Local promoter Big Daddy Entertainment officially announced that Gaga's management had cancelled her performance in the capital due to "security concerns".
Hard-line groups such as the Islamic People’s Forum (FUI) and the Islamic Defenders Front (FPI) have condemned the Grammy-award winning pop star for allegedly indulging in “pornography” and promoting “satanic values”.
The FPI even threatened to send its members to intercept Gaga at the Soekarno-Hatta International Airport to prevent her from setting foot in the country.
"It's clear that the promoter's decision to cancel the concert was a result of pressure and threats," Hendardi said.
"The tug of war from this [concert] permit acquisition demonstrates that this isn't just a technical matter about the law, but rather has become a political issue that will highly benefit the groups that are controlling it," he added.

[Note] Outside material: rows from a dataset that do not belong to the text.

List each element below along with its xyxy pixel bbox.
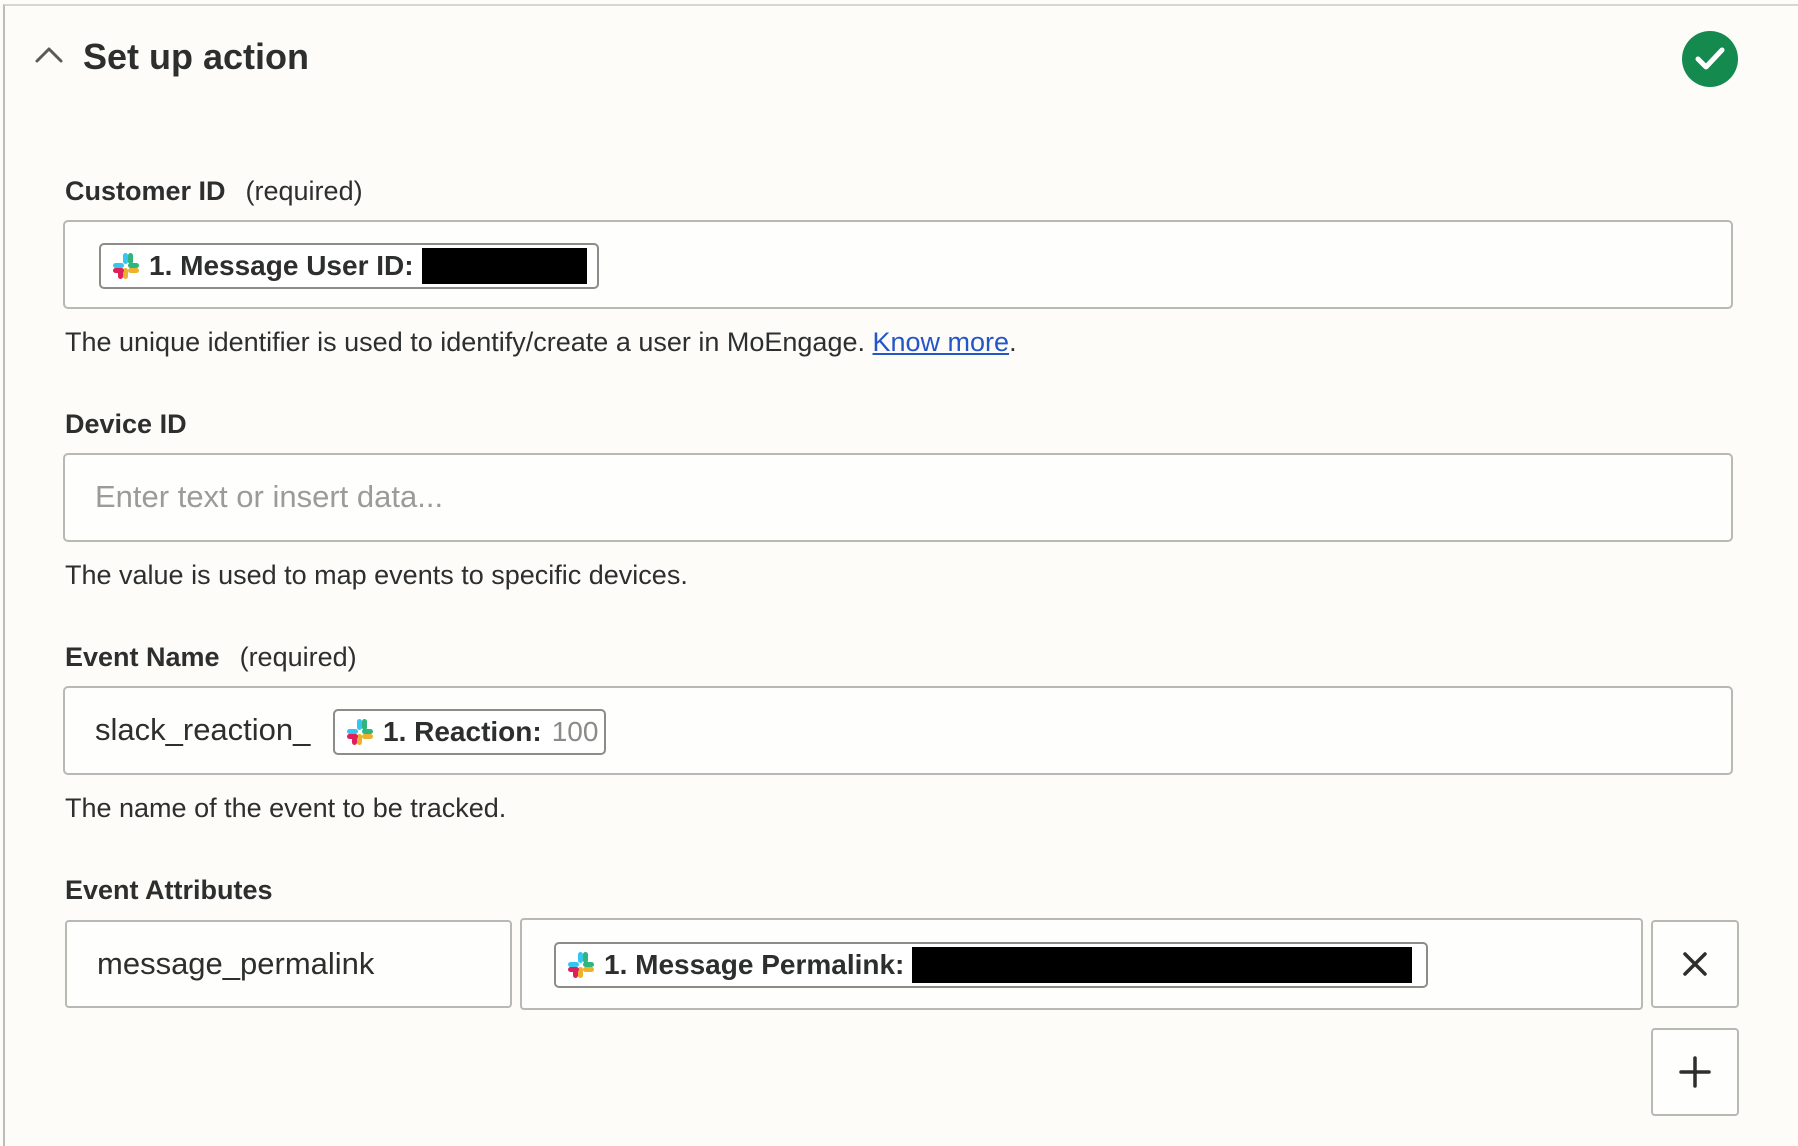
plus-icon (1679, 1056, 1711, 1088)
device-id-field[interactable]: Enter text or insert data... (63, 453, 1733, 542)
data-pill-message-permalink[interactable]: 1. Message Permalink: (554, 942, 1428, 988)
remove-attribute-button[interactable] (1651, 920, 1739, 1008)
event-name-help: The name of the event to be tracked. (65, 793, 507, 823)
data-pill-message-user-id[interactable]: 1. Message User ID: (99, 243, 599, 289)
device-id-placeholder: Enter text or insert data... (95, 479, 444, 514)
attribute-key-input[interactable]: message_permalink (65, 920, 512, 1008)
event-name-label: Event Name (required) (65, 642, 357, 672)
event-name-field[interactable]: slack_reaction_ 1. Reaction: 100 (63, 686, 1733, 775)
event-attributes-label: Event Attributes (65, 875, 273, 905)
close-icon (1683, 952, 1707, 976)
add-attribute-button[interactable] (1651, 1028, 1739, 1116)
required-tag: (required) (239, 642, 357, 672)
pill-label: 1. Message Permalink: (604, 949, 905, 980)
slack-icon (113, 253, 139, 279)
check-circle-icon (1682, 31, 1738, 87)
know-more-link[interactable]: Know more (873, 327, 1010, 357)
redacted-value (912, 947, 1413, 983)
device-id-help: The value is used to map events to speci… (65, 560, 688, 590)
device-id-label: Device ID (65, 409, 187, 439)
pill-label: 1. Reaction: (383, 716, 542, 747)
section-title[interactable]: Set up action (83, 36, 309, 78)
required-tag: (required) (245, 176, 363, 206)
attribute-key-value: message_permalink (97, 946, 375, 981)
pill-value: 100 (551, 716, 599, 747)
slack-icon (568, 952, 594, 978)
customer-id-label: Customer ID (required) (65, 176, 363, 206)
data-pill-reaction[interactable]: 1. Reaction: 100 (333, 709, 606, 755)
customer-id-field[interactable]: 1. Message User ID: (63, 220, 1733, 309)
event-name-prefix: slack_reaction_ (95, 712, 311, 747)
chevron-up-icon[interactable] (34, 44, 64, 64)
redacted-value (421, 248, 587, 284)
customer-id-help: The unique identifier is used to identif… (65, 327, 1017, 357)
attribute-value-field[interactable]: 1. Message Permalink: (520, 918, 1643, 1010)
pill-label: 1. Message User ID: (149, 250, 414, 281)
slack-icon (347, 719, 373, 745)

Similarly, another critic says that the cancelation of Lady Gaga's concert could lead to negative international perceptions on Indonesia's ability to be a democratic country that guarantees freedom of expression and multiculturalism.
"The world community may still see that Indonesia is a democratic country despite the outcome of this Lady Gaga incident, but they will see the country as one where freedom of expression and different opinions are hampered," Otho Hernowo Hadi, a University of Indonesia social science and politics professor told The Jakarta Post on Sunday.
"It may even be possible that the handling of this controversy could lower Indonesia's democracy index."
The public could also lose trust in the police, Otho said.
"I am certain that strong pressure from minority groups had an indirect influence on the police's decisions throughout this controversy, even if they won't admit it," he said.
Whatever the motive of the police, Otho said that the outcome of this controversy is "a defeat for security".
"The public will see that the state is bowing down to these little groups, and it will set a bad precedent on freedom of expression. It could be that people will be afraid to freely express themselves unless they do so according to the limitations set by these little groups," Otho said.
Separately, an official at the Tourism and Creative Economy Ministry said that his office respected the decision of US diva Lady Gaga’s management to cancel her show in Jakarta, but denied that the cancellation would prompt other foreign performers to follow suit.
The ministry’s director general for cultural value, arts and film, Ukus Kuswara, told The Jakarta Post on Sunday that the ministry considered the decision made by Gaga’s management the best solution under the circumstances.
“I believe that Indonesia will remain an interesting destination for international musicians as well as a potential market for them. In the future, we will have to improve communication between relevant parties,” he added.
The ministry previously endorsed Gaga’s performance, citing that the Grammy-award singer would boost tourism in the country.
Ministry data show that around 12,000 foreign tourists from Australia, the Philippines and other ASEAN and Middle Eastern countries had bought tickets to the concert and had booked rooms in three- and four-star hotels in Jakarta.
The singer was scheduled to perform at Bung Karno Stadium in Jakarta on June 3.
However, local promoter Big Daddy Entertainment said in a press conference on Sunday morning that Gaga's management had decided to cancel her gig in Jakarta, citing "security reasons" amid a hostile response from several hard-line groups in the country.
A total of 52,000 tickets, with prices ranging from Rp 465,000 (US$50.75) to Rp 2.25 million, have already been sold since tickets sales opened on March 10.